Tu mejor baza: hallarte en la frontera,
con un pie a cada lado. Como quien
salta para esquivar la raya tenue
de espuma en que terminan de morir
las olas, o se rinde a su caricia
y con los pies mojados se estremece
al experimentar la sensación
de hallarse en otro medio, de ser otro,
de haberse convertido en uno más
de los que chapotean sin reparos
a pocos metros de la orilla, dueños
de un mundo más ruidoso y arriesgado
(y que no es, todavía, el universo
de sólidas rutinas que gobiernan
a su manera los adultos). Juegas
en una de esas charcas como espejos
que hace el mar en la orilla.

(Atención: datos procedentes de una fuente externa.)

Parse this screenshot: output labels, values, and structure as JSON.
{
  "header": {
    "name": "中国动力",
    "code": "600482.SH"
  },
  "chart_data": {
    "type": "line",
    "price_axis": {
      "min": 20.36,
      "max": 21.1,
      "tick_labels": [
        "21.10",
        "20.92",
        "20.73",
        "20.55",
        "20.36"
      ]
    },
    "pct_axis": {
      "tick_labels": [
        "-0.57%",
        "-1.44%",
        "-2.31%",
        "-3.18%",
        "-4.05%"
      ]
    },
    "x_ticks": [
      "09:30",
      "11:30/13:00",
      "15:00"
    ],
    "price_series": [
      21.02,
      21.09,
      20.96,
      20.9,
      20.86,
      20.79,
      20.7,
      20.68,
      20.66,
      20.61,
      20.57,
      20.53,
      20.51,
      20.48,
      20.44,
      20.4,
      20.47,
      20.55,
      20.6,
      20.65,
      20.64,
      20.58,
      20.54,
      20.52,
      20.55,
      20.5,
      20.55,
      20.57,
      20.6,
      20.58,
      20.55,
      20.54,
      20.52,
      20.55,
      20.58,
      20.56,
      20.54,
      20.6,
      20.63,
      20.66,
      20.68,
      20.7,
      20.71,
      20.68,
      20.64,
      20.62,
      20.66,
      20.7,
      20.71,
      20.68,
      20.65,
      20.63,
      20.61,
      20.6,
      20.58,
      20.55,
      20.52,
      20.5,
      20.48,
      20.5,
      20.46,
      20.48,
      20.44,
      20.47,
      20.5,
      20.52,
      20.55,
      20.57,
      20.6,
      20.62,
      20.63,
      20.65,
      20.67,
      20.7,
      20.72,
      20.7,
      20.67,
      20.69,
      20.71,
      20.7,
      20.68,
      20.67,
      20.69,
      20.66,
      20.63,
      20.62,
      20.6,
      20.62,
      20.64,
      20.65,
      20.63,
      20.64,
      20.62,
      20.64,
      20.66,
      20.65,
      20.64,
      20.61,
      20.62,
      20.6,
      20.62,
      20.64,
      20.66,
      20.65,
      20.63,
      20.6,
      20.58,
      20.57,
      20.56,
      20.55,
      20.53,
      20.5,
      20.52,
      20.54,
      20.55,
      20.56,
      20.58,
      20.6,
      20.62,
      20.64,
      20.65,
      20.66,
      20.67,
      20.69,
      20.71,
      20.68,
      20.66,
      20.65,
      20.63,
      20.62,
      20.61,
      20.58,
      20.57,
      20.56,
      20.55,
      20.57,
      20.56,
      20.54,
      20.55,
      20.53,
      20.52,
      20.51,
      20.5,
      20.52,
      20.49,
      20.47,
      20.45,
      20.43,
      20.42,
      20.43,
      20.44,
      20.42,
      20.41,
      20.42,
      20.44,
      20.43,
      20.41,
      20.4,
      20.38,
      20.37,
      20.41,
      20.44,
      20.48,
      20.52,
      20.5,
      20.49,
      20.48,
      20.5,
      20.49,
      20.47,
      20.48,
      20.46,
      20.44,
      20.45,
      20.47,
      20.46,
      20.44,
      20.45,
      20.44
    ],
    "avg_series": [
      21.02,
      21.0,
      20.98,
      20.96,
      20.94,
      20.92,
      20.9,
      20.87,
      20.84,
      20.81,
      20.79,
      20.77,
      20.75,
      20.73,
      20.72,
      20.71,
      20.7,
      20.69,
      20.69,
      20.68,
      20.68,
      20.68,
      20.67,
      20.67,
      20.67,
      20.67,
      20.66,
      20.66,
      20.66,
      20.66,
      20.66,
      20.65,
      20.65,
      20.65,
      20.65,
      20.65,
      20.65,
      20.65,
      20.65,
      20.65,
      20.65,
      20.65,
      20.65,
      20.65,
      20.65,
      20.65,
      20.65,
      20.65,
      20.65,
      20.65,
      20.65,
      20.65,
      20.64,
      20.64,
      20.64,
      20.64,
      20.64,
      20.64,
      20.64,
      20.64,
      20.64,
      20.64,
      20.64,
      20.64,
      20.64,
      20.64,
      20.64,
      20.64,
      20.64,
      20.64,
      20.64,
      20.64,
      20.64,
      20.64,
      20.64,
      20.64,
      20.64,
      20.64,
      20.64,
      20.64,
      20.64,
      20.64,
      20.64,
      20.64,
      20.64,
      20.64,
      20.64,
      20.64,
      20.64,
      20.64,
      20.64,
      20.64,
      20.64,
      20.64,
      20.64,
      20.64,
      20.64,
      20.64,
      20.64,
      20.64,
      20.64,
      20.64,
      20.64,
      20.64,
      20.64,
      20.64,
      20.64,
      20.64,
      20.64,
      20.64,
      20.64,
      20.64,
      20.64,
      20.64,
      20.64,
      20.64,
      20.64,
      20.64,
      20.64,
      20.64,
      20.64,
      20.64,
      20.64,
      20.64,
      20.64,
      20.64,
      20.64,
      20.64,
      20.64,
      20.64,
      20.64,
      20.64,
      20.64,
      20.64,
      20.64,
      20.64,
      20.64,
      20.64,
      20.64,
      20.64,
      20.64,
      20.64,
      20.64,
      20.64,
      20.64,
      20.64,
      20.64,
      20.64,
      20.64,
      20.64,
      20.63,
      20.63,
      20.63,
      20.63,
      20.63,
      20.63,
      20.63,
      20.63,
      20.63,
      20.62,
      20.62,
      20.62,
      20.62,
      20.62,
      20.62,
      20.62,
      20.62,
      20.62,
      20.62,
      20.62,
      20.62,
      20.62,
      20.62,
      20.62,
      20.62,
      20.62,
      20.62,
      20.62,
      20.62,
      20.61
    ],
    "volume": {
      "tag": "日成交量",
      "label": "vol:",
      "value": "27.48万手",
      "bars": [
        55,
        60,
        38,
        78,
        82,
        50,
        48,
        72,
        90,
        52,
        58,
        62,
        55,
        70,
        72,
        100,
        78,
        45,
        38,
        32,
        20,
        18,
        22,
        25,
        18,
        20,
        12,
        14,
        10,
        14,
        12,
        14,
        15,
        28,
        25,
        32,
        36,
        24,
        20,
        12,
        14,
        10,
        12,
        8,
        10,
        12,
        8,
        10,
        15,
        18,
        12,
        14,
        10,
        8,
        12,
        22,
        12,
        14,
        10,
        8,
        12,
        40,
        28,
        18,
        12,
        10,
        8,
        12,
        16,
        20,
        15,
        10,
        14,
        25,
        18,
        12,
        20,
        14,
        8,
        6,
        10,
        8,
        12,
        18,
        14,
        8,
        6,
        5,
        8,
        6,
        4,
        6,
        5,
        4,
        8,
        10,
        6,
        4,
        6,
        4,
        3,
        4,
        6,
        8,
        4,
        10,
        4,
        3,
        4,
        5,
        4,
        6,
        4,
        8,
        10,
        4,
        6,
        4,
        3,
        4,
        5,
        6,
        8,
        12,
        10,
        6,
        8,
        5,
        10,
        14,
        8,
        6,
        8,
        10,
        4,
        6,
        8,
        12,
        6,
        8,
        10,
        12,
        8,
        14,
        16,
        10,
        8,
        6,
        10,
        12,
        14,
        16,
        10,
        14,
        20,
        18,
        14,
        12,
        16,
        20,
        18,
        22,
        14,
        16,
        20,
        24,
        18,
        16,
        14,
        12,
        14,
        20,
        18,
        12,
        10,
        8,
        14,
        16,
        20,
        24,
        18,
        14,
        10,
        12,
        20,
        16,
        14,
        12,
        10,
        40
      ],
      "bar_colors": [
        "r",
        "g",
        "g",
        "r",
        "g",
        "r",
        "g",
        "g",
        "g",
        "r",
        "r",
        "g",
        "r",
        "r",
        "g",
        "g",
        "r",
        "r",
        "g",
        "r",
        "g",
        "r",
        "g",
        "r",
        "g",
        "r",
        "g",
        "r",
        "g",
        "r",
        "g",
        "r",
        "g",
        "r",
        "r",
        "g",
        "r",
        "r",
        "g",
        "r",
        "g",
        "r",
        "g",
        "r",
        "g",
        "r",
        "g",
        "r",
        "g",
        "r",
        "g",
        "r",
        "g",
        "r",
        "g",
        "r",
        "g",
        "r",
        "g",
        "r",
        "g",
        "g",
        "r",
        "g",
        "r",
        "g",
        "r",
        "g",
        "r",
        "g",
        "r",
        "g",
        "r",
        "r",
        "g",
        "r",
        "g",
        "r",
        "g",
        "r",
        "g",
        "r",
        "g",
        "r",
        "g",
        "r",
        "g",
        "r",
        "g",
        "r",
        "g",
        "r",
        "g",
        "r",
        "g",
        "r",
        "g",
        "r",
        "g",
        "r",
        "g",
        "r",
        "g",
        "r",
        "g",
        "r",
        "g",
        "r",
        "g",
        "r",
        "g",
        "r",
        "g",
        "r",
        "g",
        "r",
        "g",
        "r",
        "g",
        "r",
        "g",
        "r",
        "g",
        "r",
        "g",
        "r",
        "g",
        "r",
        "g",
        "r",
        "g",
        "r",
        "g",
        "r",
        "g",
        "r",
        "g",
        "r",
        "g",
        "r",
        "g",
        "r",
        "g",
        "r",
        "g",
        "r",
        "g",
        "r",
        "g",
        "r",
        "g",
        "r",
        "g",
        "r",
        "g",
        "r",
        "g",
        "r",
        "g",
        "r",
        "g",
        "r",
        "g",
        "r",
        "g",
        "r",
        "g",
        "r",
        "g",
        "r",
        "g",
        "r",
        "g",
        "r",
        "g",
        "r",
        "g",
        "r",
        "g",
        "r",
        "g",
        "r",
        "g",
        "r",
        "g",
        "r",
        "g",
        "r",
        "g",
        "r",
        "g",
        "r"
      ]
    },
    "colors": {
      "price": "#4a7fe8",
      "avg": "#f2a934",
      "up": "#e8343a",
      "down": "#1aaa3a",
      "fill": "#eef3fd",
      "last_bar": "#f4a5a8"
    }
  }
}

Retrocedes
al tiempo sin edad en que estrenabas
el tacto de la arena, el estallido
del agua bajo tus andares torpes,
el frescor como un don de la intemperie.
Puedes hacerlo todavía sin
acusar la impostura del adulto
cuando juega a ser niño, sin fingirte
otra distinta a la que eres: una
sombra líquida más entre las muchas
siluetas inasibles que el sol último
recorta contra la textura densa
de la arena mojada. Todavía
puedes tumbarte impunemente sobre
la lámina encendida y agitar
los brazos para provocar, de nuevo,
una lluvia de esquirlas luminosas,
como si el cielo fuera a deshacerse
sobre ti, sobre quienes te rodean,
bañándonos de luz agradecida.
Todavía te sabes animal
de la orilla, pez tibio, azogue vivo,
manojo de algas, nácar encendido,
rumor de caracola, comezón
de criatura traslúcida que busca
confundirse en la trama movediza
del fondo. Barro de la orilla eres,
arcilla modelada por el mar,
tocada por el sol que da la vida.
Y juegas como entonces, como siempre,
Sin dar el paso que te lleve fuera
del círculo privilegiado, en pos
de esas otras siluetas que destellan,
agua por la cintura, más allá
de donde rompe el oleaje, al filo
del mar inabarcable. Te levantas.
Te comparas con ellos. Eres casi
tan alta como alguno de ellos. Brilla
tu pelo al sol y tu cintura alcanza
el raso igualador del horizonte.
Y te unirías al tropel, de no
quedar en ti, por poco tiempo, un resto
de esa perplejidad con que los niños
miran a los que apenas han dejado
de serlo y ya campan al margen, fuera
de aquella protección interesada
que les brindaban los adultos. Tú
todavía te sientes protegida
por la mirada atenta del adulto,
a salvo de cualquier temor que no
responda a sus temores prefijados.
Tomas de nuevo posesión del charco
y tus manos deshacen el espejo
en el que empiezas a entreverte otra.
Y dura demasiado ese temblor,
Como si ya las aguas no supieran
devolverte la imagen de quien fuiste,
de quien ya pronto dejarás de ser.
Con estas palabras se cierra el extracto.